Police have not yet found the stolen laptop but the investigation remains open. Arai says he personally lost “a few files and some recent presentations. The most important information is backed up on servers at NIH. As best I can make out, we haven’t lost any important research data.”

Arai says he has “not been privy to a lot of the feedback that has come in” as a result of the media picking up on the story of compromised personal data. “I do know that a lot of people are upset,” he said. “No one wants to hear that their private information was compromised. It’s painful for everyone involved—for the patients and for us.”

He never guessed that South Germantown Recreational Park, home to both the Maryland SoccerPlex and the Indoor Swim Center “was a dangerous place to be—it’s not like it was downtown or something.” He calls the vulnerability that caught him up “a tough scenario” that has yielded at least three important lessons.

“First, it educated everyone on the team [of about a dozen physicians, nurses, technicians and postdocs] to only store private information on secure network servers. We don’t put information like that on portable media anymore.

“Second, we have learned to tighten up access to private information. We are working with IT to be ever more restrictive on how data comes out of the database. It’s a long-term solution, and ongoing.

“Lastly, we are learning how to manage the data on our portable devices. Laptops hold huge amounts of information. USB sticks are even easier to lose or have stolen than laptops. BlackBerries and PDAs all can store an incredible amount of information. We have new procedures where we don’t download as much to those devices anymore, and when we do download, we scrub it off when it’s no longer needed. That’s actually a very difficult process.”

He said NHLBI has adopted one of the most restrictive policies on campus with respect to IT: “We are not putting any private information on the laptop.”
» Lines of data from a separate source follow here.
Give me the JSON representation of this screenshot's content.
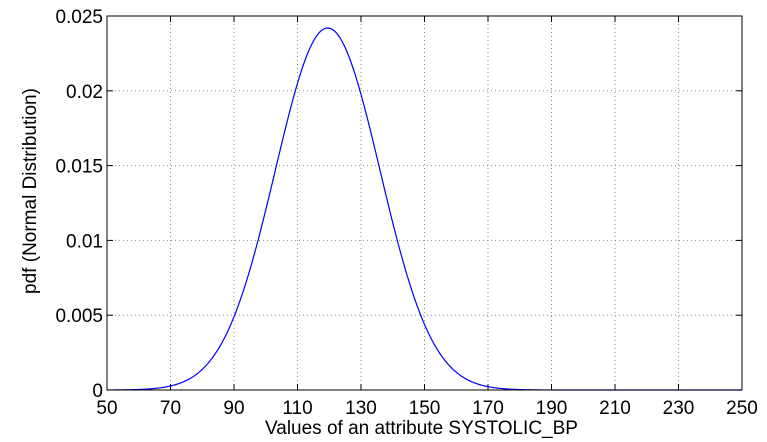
{
  "chart_data": {
    "type": "line",
    "title": "",
    "xlabel": "Values of an attribute SYSTOLIC_BP",
    "ylabel": "pdf (Normal Distribution)",
    "xlim": [
      50,
      250
    ],
    "ylim": [
      0,
      0.025
    ],
    "x_ticks": [
      50,
      70,
      90,
      110,
      130,
      150,
      170,
      190,
      210,
      230,
      250
    ],
    "x_tick_labels": [
      "50",
      "70",
      "90",
      "110",
      "130",
      "150",
      "170",
      "190",
      "210",
      "230",
      "250"
    ],
    "y_ticks": [
      0,
      0.005,
      0.01,
      0.015,
      0.02,
      0.025
    ],
    "y_tick_labels": [
      "0",
      "0.005",
      "0.01",
      "0.015",
      "0.02",
      "0.025"
    ],
    "grid": true,
    "legend": "none",
    "series": [
      {
        "color": "#0000ff",
        "distribution": "normal",
        "mean": 119.5,
        "std": 16.5,
        "x_range": [
          50,
          250
        ],
        "peak_pdf": 0.0242
      }
    ]
  }
}
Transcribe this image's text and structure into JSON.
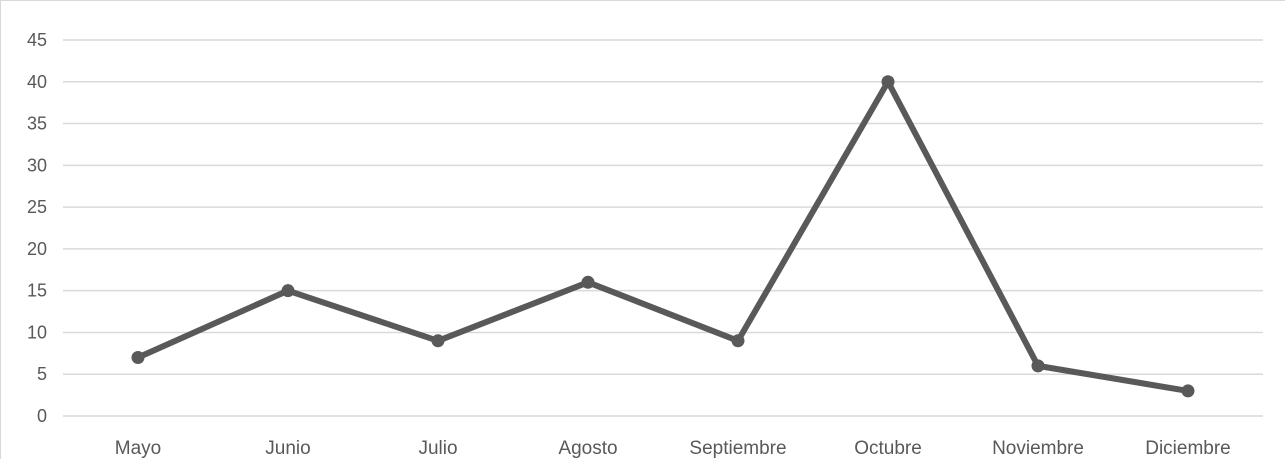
{
  "chart_data": {
    "type": "line",
    "categories": [
      "Mayo",
      "Junio",
      "Julio",
      "Agosto",
      "Septiembre",
      "Octubre",
      "Noviembre",
      "Diciembre"
    ],
    "series": [
      {
        "values": [
          7,
          15,
          9,
          16,
          9,
          40,
          6,
          3
        ]
      }
    ],
    "ylim": [
      0,
      45
    ],
    "yticks": [
      "0",
      "5",
      "10",
      "15",
      "20",
      "25",
      "30",
      "35",
      "40",
      "45"
    ],
    "grid": true,
    "legend": "none",
    "colors": {
      "line": "#595959",
      "grid": "#d9d9d9",
      "axis": "#d9d9d9",
      "text": "#595959"
    }
  }
}
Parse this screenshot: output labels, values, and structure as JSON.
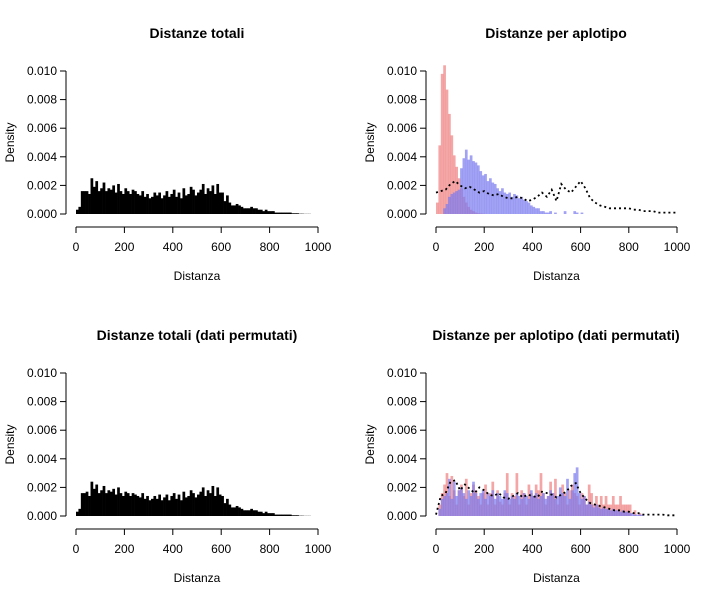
{
  "chart_data": [
    {
      "type": "bar",
      "title": "Distanze totali",
      "xlabel": "Distanza",
      "ylabel": "Density",
      "xlim": [
        0,
        1000
      ],
      "ylim": [
        0,
        0.01
      ],
      "xticks": [
        "0",
        "200",
        "400",
        "600",
        "800",
        "1000"
      ],
      "yticks": [
        "0.000",
        "0.002",
        "0.004",
        "0.006",
        "0.008",
        "0.010"
      ],
      "bin_width": 10,
      "bin_start": 0,
      "series": [
        {
          "color": "#000000",
          "values": [
            0.0003,
            0.0005,
            0.0016,
            0.0016,
            0.0016,
            0.0014,
            0.0025,
            0.0019,
            0.0023,
            0.0016,
            0.0018,
            0.0022,
            0.0016,
            0.0018,
            0.0017,
            0.002,
            0.0015,
            0.0021,
            0.0016,
            0.0014,
            0.0018,
            0.0016,
            0.0014,
            0.0017,
            0.0016,
            0.0014,
            0.0013,
            0.0016,
            0.0012,
            0.0014,
            0.0011,
            0.0012,
            0.0015,
            0.0013,
            0.0015,
            0.0011,
            0.0013,
            0.0016,
            0.0012,
            0.0014,
            0.0017,
            0.0012,
            0.0015,
            0.0011,
            0.0018,
            0.0013,
            0.0014,
            0.0019,
            0.0017,
            0.0013,
            0.0015,
            0.0017,
            0.0021,
            0.0014,
            0.0018,
            0.0016,
            0.002,
            0.0014,
            0.0021,
            0.0015,
            0.0015,
            0.0009,
            0.0013,
            0.0008,
            0.0006,
            0.0006,
            0.0007,
            0.0006,
            0.0005,
            0.0004,
            0.0004,
            0.0004,
            0.0005,
            0.0004,
            0.0004,
            0.0003,
            0.0003,
            0.0002,
            0.0003,
            0.0002,
            0.0002,
            0.0002,
            0.0001,
            0.0001,
            0.0001,
            0.0001,
            0.0001,
            0.0001,
            0.0001,
            5e-05,
            5e-05,
            5e-05,
            2e-05,
            2e-05,
            1e-05,
            1e-05,
            1e-05,
            0,
            0,
            0
          ]
        }
      ]
    },
    {
      "type": "bar",
      "title": "Distanze per aplotipo",
      "xlabel": "Distanza",
      "ylabel": "Density",
      "xlim": [
        0,
        1000
      ],
      "ylim": [
        0,
        0.01
      ],
      "xticks": [
        "0",
        "200",
        "400",
        "600",
        "800",
        "1000"
      ],
      "yticks": [
        "0.000",
        "0.002",
        "0.004",
        "0.006",
        "0.008",
        "0.010"
      ],
      "bin_width": 10,
      "bin_start": 0,
      "series": [
        {
          "color": "#f08080",
          "values": [
            0.0008,
            0.0048,
            0.0098,
            0.0104,
            0.0087,
            0.007,
            0.0055,
            0.0041,
            0.0033,
            0.0025,
            0.0018,
            0.0012,
            0.0008,
            0.0005,
            0.0003,
            0.0002,
            0.0001,
            5e-05,
            3e-05,
            2e-05
          ]
        },
        {
          "color": "#7b7bf0",
          "values": [
            0,
            0,
            0,
            0.0004,
            0.0007,
            0.0012,
            0.0014,
            0.0015,
            0.0016,
            0.0017,
            0.0032,
            0.0039,
            0.0045,
            0.0038,
            0.0041,
            0.0037,
            0.0036,
            0.0034,
            0.003,
            0.0027,
            0.0028,
            0.0023,
            0.0025,
            0.0022,
            0.0021,
            0.0018,
            0.0016,
            0.0018,
            0.0015,
            0.0014,
            0.0015,
            0.0012,
            0.0014,
            0.0013,
            0.0011,
            0.0012,
            0.001,
            0.0009,
            0.0008,
            0.0006,
            0.0005,
            0.0004,
            0.0004,
            0.0002,
            0.0002,
            0.0001,
            0.0001,
            0.0002,
            0,
            0.0001,
            0,
            0,
            0,
            0.0002,
            0,
            0,
            0,
            0.0002,
            0.0001,
            0,
            0.0001
          ]
        },
        {
          "color": "#000000",
          "style": "dotted",
          "x": [
            0,
            20,
            40,
            60,
            80,
            100,
            120,
            140,
            160,
            180,
            200,
            220,
            240,
            260,
            280,
            300,
            320,
            340,
            360,
            380,
            400,
            420,
            440,
            460,
            480,
            500,
            520,
            540,
            560,
            580,
            600,
            620,
            640,
            660,
            680,
            700,
            720,
            740,
            760,
            780,
            800,
            820,
            840,
            860,
            880,
            900,
            920,
            940,
            960,
            980,
            1000
          ],
          "y": [
            0.0015,
            0.0016,
            0.0017,
            0.0021,
            0.0023,
            0.002,
            0.0018,
            0.0019,
            0.0017,
            0.0015,
            0.0016,
            0.0014,
            0.0013,
            0.0014,
            0.0012,
            0.0011,
            0.0011,
            0.0012,
            0.0011,
            0.0009,
            0.001,
            0.0012,
            0.0015,
            0.0012,
            0.0017,
            0.0009,
            0.0021,
            0.0017,
            0.0015,
            0.0019,
            0.0023,
            0.0018,
            0.0011,
            0.0008,
            0.0006,
            0.0005,
            0.0004,
            0.0004,
            0.0004,
            0.0004,
            0.0004,
            0.0003,
            0.0003,
            0.0002,
            0.0002,
            0.0002,
            0.0001,
            0.0001,
            0.0001,
            0.0001,
            0.0001
          ]
        }
      ]
    },
    {
      "type": "bar",
      "title": "Distanze totali (dati permutati)",
      "xlabel": "Distanza",
      "ylabel": "Density",
      "xlim": [
        0,
        1000
      ],
      "ylim": [
        0,
        0.01
      ],
      "xticks": [
        "0",
        "200",
        "400",
        "600",
        "800",
        "1000"
      ],
      "yticks": [
        "0.000",
        "0.002",
        "0.004",
        "0.006",
        "0.008",
        "0.010"
      ],
      "bin_width": 10,
      "bin_start": 0,
      "series": [
        {
          "color": "#000000",
          "values": [
            0.0003,
            0.0005,
            0.0016,
            0.0016,
            0.0017,
            0.0014,
            0.0024,
            0.0019,
            0.0022,
            0.0016,
            0.0018,
            0.0021,
            0.0016,
            0.0018,
            0.0017,
            0.0019,
            0.0015,
            0.002,
            0.0016,
            0.0014,
            0.0017,
            0.0016,
            0.0014,
            0.0016,
            0.0015,
            0.0014,
            0.0013,
            0.0016,
            0.0012,
            0.0014,
            0.0011,
            0.0012,
            0.0014,
            0.0012,
            0.0015,
            0.0011,
            0.0013,
            0.0015,
            0.0011,
            0.0014,
            0.0016,
            0.0012,
            0.0015,
            0.0011,
            0.0017,
            0.0013,
            0.0014,
            0.0018,
            0.0016,
            0.0013,
            0.0015,
            0.0017,
            0.002,
            0.0014,
            0.0018,
            0.0016,
            0.0021,
            0.0014,
            0.002,
            0.0015,
            0.0014,
            0.0009,
            0.0012,
            0.0008,
            0.0006,
            0.0006,
            0.0007,
            0.0006,
            0.0005,
            0.0004,
            0.0004,
            0.0004,
            0.0005,
            0.0004,
            0.0004,
            0.0003,
            0.0003,
            0.0002,
            0.0003,
            0.0002,
            0.0002,
            0.0002,
            0.0001,
            0.0001,
            0.0001,
            0.0001,
            0.0001,
            0.0001,
            0.0001,
            5e-05,
            5e-05,
            5e-05,
            2e-05,
            2e-05,
            1e-05,
            1e-05,
            1e-05,
            0,
            0,
            0
          ]
        }
      ]
    },
    {
      "type": "bar",
      "title": "Distanze per aplotipo (dati permutati)",
      "xlabel": "Distanza",
      "ylabel": "Density",
      "xlim": [
        0,
        1000
      ],
      "ylim": [
        0,
        0.01
      ],
      "xticks": [
        "0",
        "200",
        "400",
        "600",
        "800",
        "1000"
      ],
      "yticks": [
        "0.000",
        "0.002",
        "0.004",
        "0.006",
        "0.008",
        "0.010"
      ],
      "bin_width": 10,
      "bin_start": 0,
      "series": [
        {
          "color": "#f08080",
          "values": [
            0,
            0.0008,
            0.0016,
            0.0022,
            0.003,
            0.0014,
            0.0028,
            0.0018,
            0.0008,
            0.0018,
            0.0022,
            0.0014,
            0.0026,
            0.0008,
            0.0016,
            0.0022,
            0.0018,
            0.0014,
            0.0008,
            0.0016,
            0.0022,
            0.0008,
            0.0016,
            0.0024,
            0.0008,
            0.0018,
            0.001,
            0.0008,
            0.0016,
            0.003,
            0.0008,
            0.0016,
            0.0014,
            0.003,
            0.0008,
            0.0018,
            0.0016,
            0.0008,
            0.0022,
            0.0016,
            0.0014,
            0.0022,
            0.0018,
            0.003,
            0.0016,
            0.0008,
            0.0014,
            0.0024,
            0.0016,
            0.0026,
            0.0008,
            0.0014,
            0.0022,
            0.0016,
            0.0008,
            0.0018,
            0.0022,
            0.0016,
            0.0014,
            0.0008,
            0.0016,
            0.0014,
            0.0008,
            0.0022,
            0.0016,
            0.0008,
            0.0014,
            0.0008,
            0.0014,
            0.0008,
            0.0014,
            0.0008,
            0.0008,
            0.0014,
            0.0008,
            0.0008,
            0.0014,
            0.0008,
            0.0008,
            0.0008,
            0.0008,
            0,
            0.0004,
            0,
            0.0002,
            0,
            0,
            0,
            0,
            0,
            0,
            0,
            0,
            0,
            0,
            0,
            0,
            0,
            0,
            0
          ]
        },
        {
          "color": "#7b7bf0",
          "values": [
            0,
            0.0005,
            0.0012,
            0.0014,
            0.0016,
            0.0026,
            0.0012,
            0.0024,
            0.0014,
            0.0018,
            0.002,
            0.0016,
            0.0012,
            0.0018,
            0.0014,
            0.0024,
            0.0016,
            0.0012,
            0.0016,
            0.0018,
            0.0012,
            0.0016,
            0.0014,
            0.0018,
            0.0012,
            0.0016,
            0.0014,
            0.0012,
            0.0018,
            0.0016,
            0.0012,
            0.0014,
            0.0012,
            0.0016,
            0.0014,
            0.0012,
            0.0016,
            0.0014,
            0.0012,
            0.0018,
            0.0014,
            0.0016,
            0.0012,
            0.0014,
            0.0016,
            0.0012,
            0.0014,
            0.0018,
            0.0016,
            0.0012,
            0.0014,
            0.002,
            0.0016,
            0.0014,
            0.0026,
            0.0012,
            0.0018,
            0.003,
            0.0034,
            0.0016,
            0.0012,
            0.0014,
            0.0008,
            0.001,
            0.0008,
            0.0006,
            0.0008,
            0.0006,
            0.0005,
            0.0006,
            0.0005,
            0.0005,
            0.0004,
            0.0005,
            0.0004,
            0.0004,
            0.0003,
            0.0004,
            0.0003,
            0.0003,
            0.0002,
            0.0002,
            0.0001,
            0.0001,
            0.0001,
            0.0001,
            0,
            0,
            0,
            0,
            0,
            0,
            0,
            0,
            0,
            0,
            0,
            0,
            0,
            0
          ]
        },
        {
          "color": "#000000",
          "style": "dotted",
          "x": [
            0,
            20,
            40,
            60,
            80,
            100,
            120,
            140,
            160,
            180,
            200,
            220,
            240,
            260,
            280,
            300,
            320,
            340,
            360,
            380,
            400,
            420,
            440,
            460,
            480,
            500,
            520,
            540,
            560,
            580,
            600,
            620,
            640,
            660,
            680,
            700,
            720,
            740,
            760,
            780,
            800,
            820,
            840,
            860,
            880,
            900,
            920,
            940,
            960,
            980,
            1000
          ],
          "y": [
            0.0001,
            0.0014,
            0.0016,
            0.0024,
            0.0025,
            0.0018,
            0.0022,
            0.0019,
            0.0016,
            0.002,
            0.0018,
            0.0015,
            0.0014,
            0.0016,
            0.0013,
            0.0012,
            0.0014,
            0.0016,
            0.0013,
            0.0015,
            0.0014,
            0.0013,
            0.0017,
            0.0016,
            0.0015,
            0.0013,
            0.0015,
            0.0017,
            0.0021,
            0.0023,
            0.0016,
            0.0012,
            0.0009,
            0.0008,
            0.0007,
            0.0006,
            0.0005,
            0.0004,
            0.0004,
            0.0003,
            0.0003,
            0.0002,
            0.0002,
            0.0001,
            0.0001,
            0.0001,
            0.0001,
            0.0001,
            5e-05,
            5e-05,
            5e-05
          ]
        }
      ]
    }
  ]
}
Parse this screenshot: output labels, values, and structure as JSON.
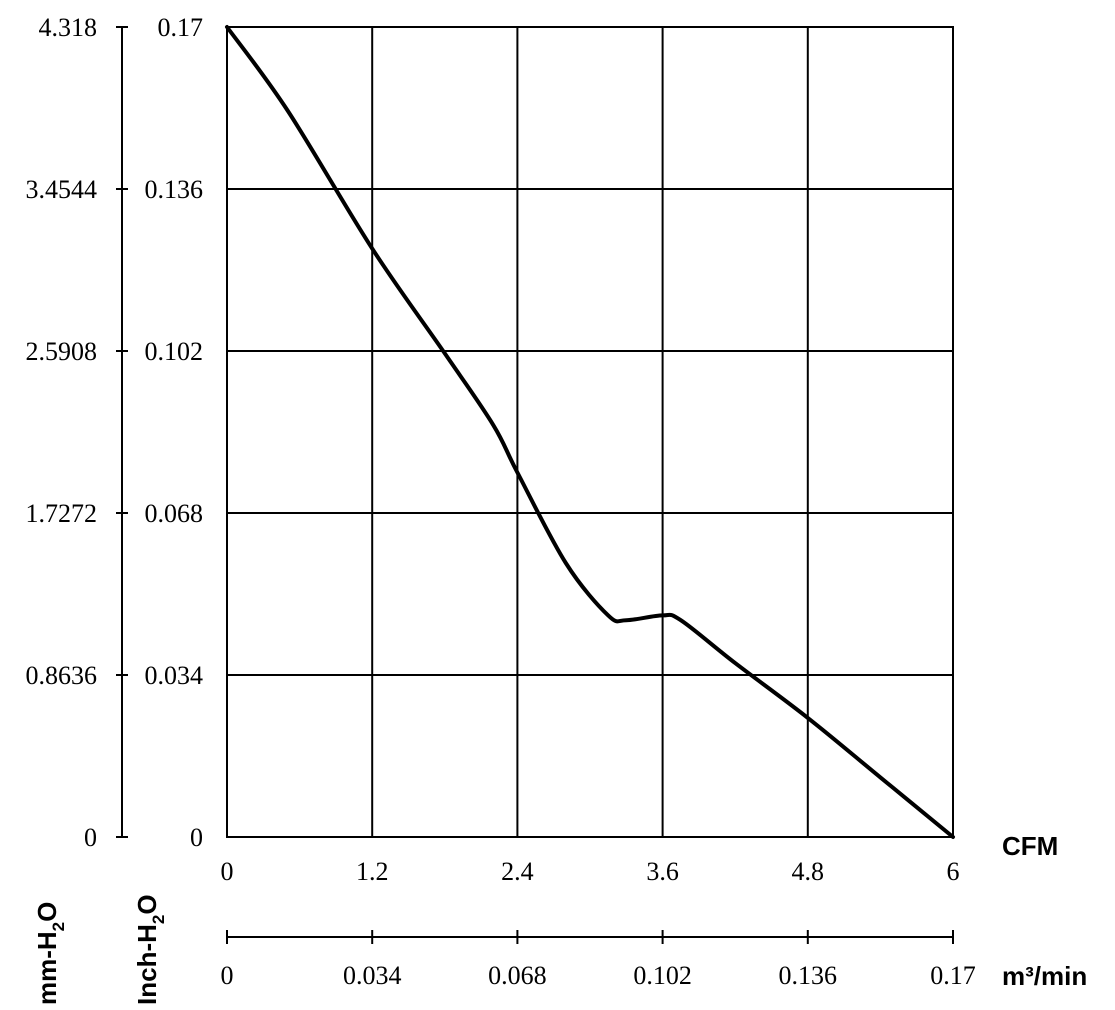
{
  "chart_data": {
    "type": "line",
    "title": "",
    "axes": {
      "y_mm": {
        "unit_label": "mm-H",
        "subscript": "2",
        "suffix": "O",
        "ticks": [
          "0",
          "0.8636",
          "1.7272",
          "2.5908",
          "3.4544",
          "4.318"
        ],
        "ylim": [
          0,
          4.318
        ]
      },
      "y_inch": {
        "unit_label": "Inch-H",
        "subscript": "2",
        "suffix": "O",
        "ticks": [
          "0",
          "0.034",
          "0.068",
          "0.102",
          "0.136",
          "0.17"
        ],
        "ylim": [
          0,
          0.17
        ]
      },
      "x_cfm": {
        "unit_label": "CFM",
        "ticks": [
          "0",
          "1.2",
          "2.4",
          "3.6",
          "4.8",
          "6"
        ],
        "xlim": [
          0,
          6
        ]
      },
      "x_m3": {
        "unit_label": "m³/min",
        "ticks": [
          "0",
          "0.034",
          "0.068",
          "0.102",
          "0.136",
          "0.17"
        ],
        "xlim": [
          0,
          0.17
        ]
      }
    },
    "grid": true,
    "series": [
      {
        "x": [
          0,
          0.5,
          1.2,
          1.8,
          2.2,
          2.4,
          2.8,
          3.15,
          3.3,
          3.6,
          3.75,
          4.2,
          4.8,
          5.4,
          6.0
        ],
        "y": [
          0.17,
          0.1525,
          0.1235,
          0.1015,
          0.0865,
          0.0765,
          0.0575,
          0.0465,
          0.0455,
          0.0465,
          0.0455,
          0.0365,
          0.025,
          0.0125,
          0.0
        ]
      }
    ]
  }
}
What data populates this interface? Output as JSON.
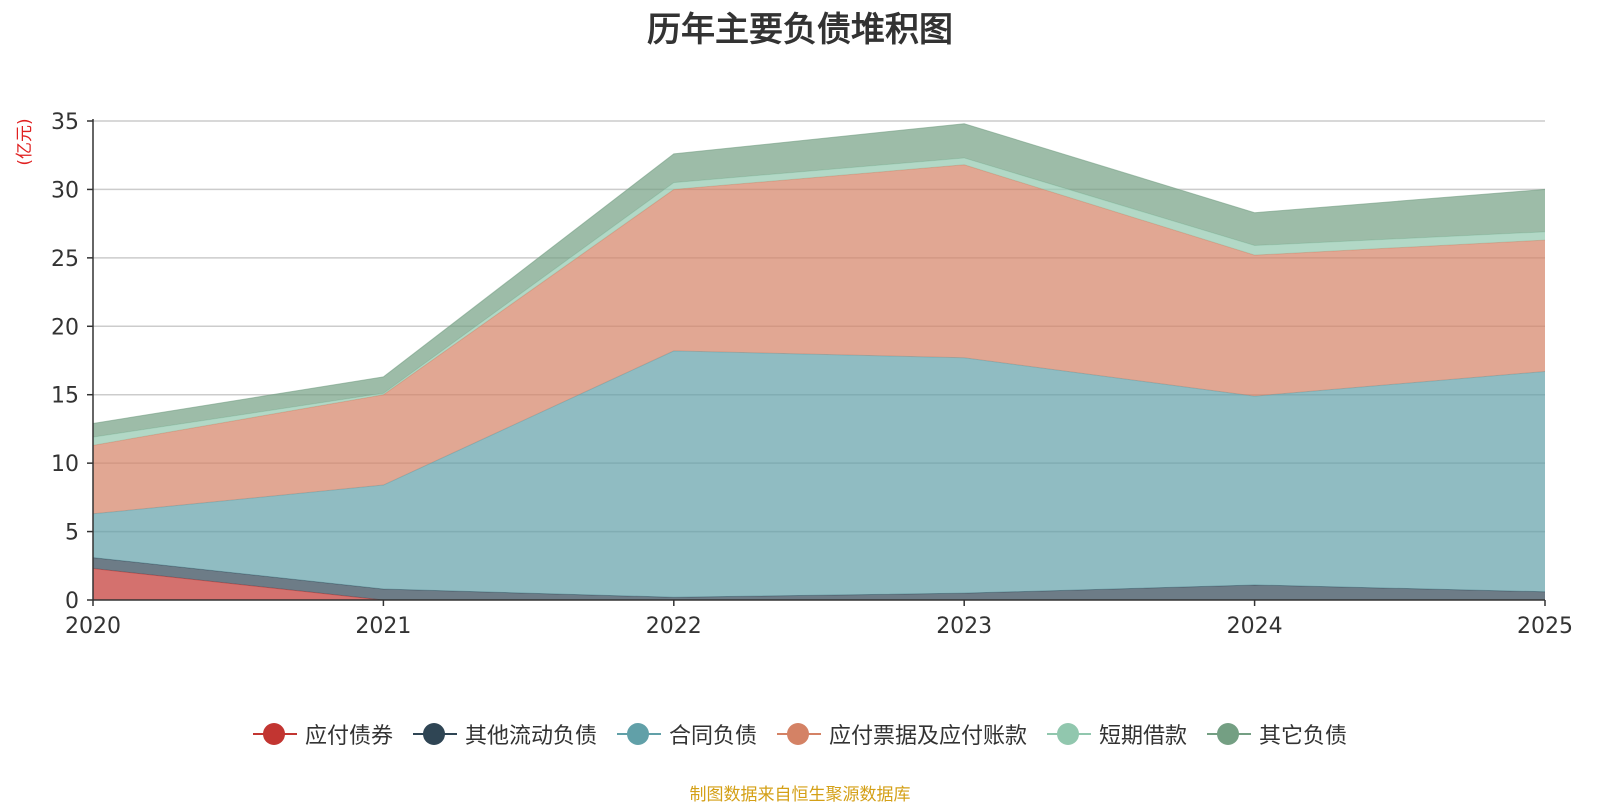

Arai still uses one, though. “I need one for my job description,” he says. His team is developing new ways of diagnosing heart disease with MRI and CT scanners. “It’s mostly diagnostic-level work—I have very limited face-to-face interaction with patients.”

He says he doesn’t know yet whether the uproar over his lost laptop has harmed him professionally, and admits to having received a mix of emails, some supportive and some angry.

“The issue is not closed yet,” he concluded. “It hasn’t totally settled down for me. But this is an important topic for anyone who uses personal information. It affects not just NIH, but everyone.”